There was a high prevalence of WMSD among non-academic workers at the UZFMHS. Lower back pain and discomfort in the wrist and hands were the most reported problems. There was a significant association between reported pain and discomfort in specific body regions and sociodemographic factors such as age, gender, work experience, educational level and worker category. There were significantly increased odds of experiencing WMSDs among females, security personnel, catering staff and those with Bachleor’s degree, HND and ND qualifications. Increased work experience decreased the odds of experiencing WMSDs. Experiencing WMSDs was also influenced by gendered activities, cultural nuances and specific job demands of the various worker categories.

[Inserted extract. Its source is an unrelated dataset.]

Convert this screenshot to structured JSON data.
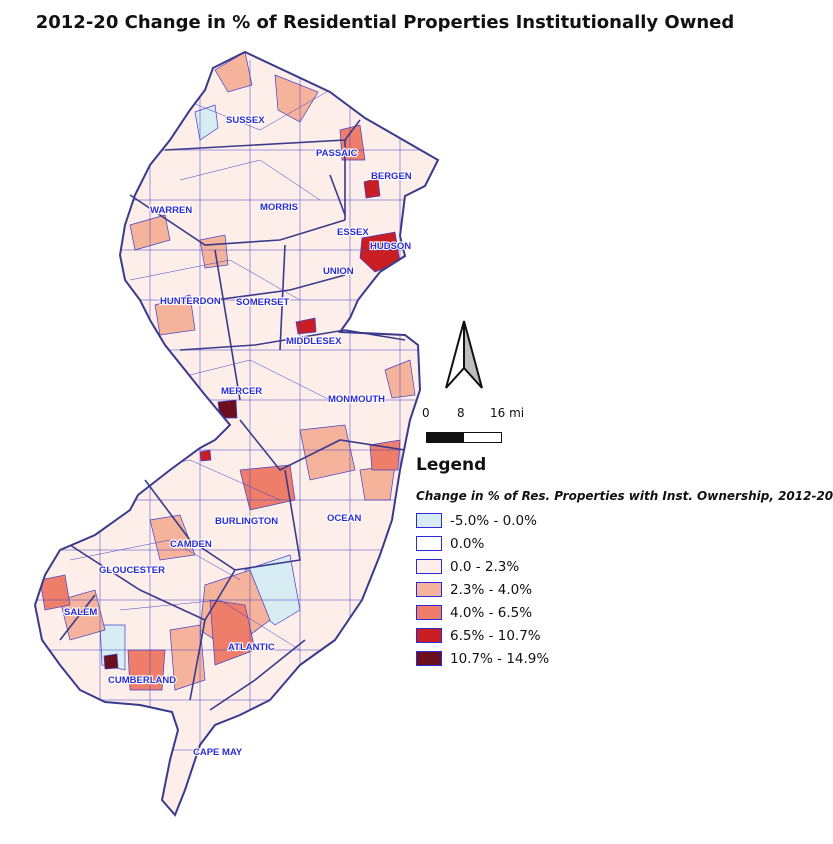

Our findings provide a clearer understanding of the relationship between the prevalence of WMSDs and sociodemographic factors. The high prevalence of WMSDs among non-academic workers points to the need for rehabilitation professionals within university health services. Occupational therapists and physiotherapists can design more focused ameliorative and health promotive interventions targeting at-risk populations in universities. Using their knowledge and techniques in musculoskeletal rehabilitation, occupational therapists and physiotherapists can reduce the disabling effects of WMSDs, such as absenteeism and frequent sick leave, thereby increasing efficiency and productivity among workers in the university and ultimately contributing to high-quality education. Occupational therapists should also suggest, after task and job analysis, redesigning work tasks and environments to reduce risk in populations highly likely to experience WMSDs. Examples include task shifting and microbreaks for security personnel or machine-assisted work and automated lifting for catering staff.

It is recommended that workers be more conscientious during the execution of their work tasks and avoid work postures and task sequences that increase their risk of developing WMSDs. Furthermore, employers should consider implementing wellness programs that aim to improve workers’ general physical health and reduce risks. Considerations should also be given to modifying both the work environment and routines to reduce the risk of WMSDs and increase health and well-being.

Future studies should also measure BMI and analyse its association with the prevalence of WMSDs in workers. The study should also be extended to all other worker categories in other work contexts that have not been included in this study. This will give occupational therapists and physiotherapists a better understanding of WMSDs, contributing to their professional reasoning in work rehabilitation and ergonomic interventions for workers of various categories.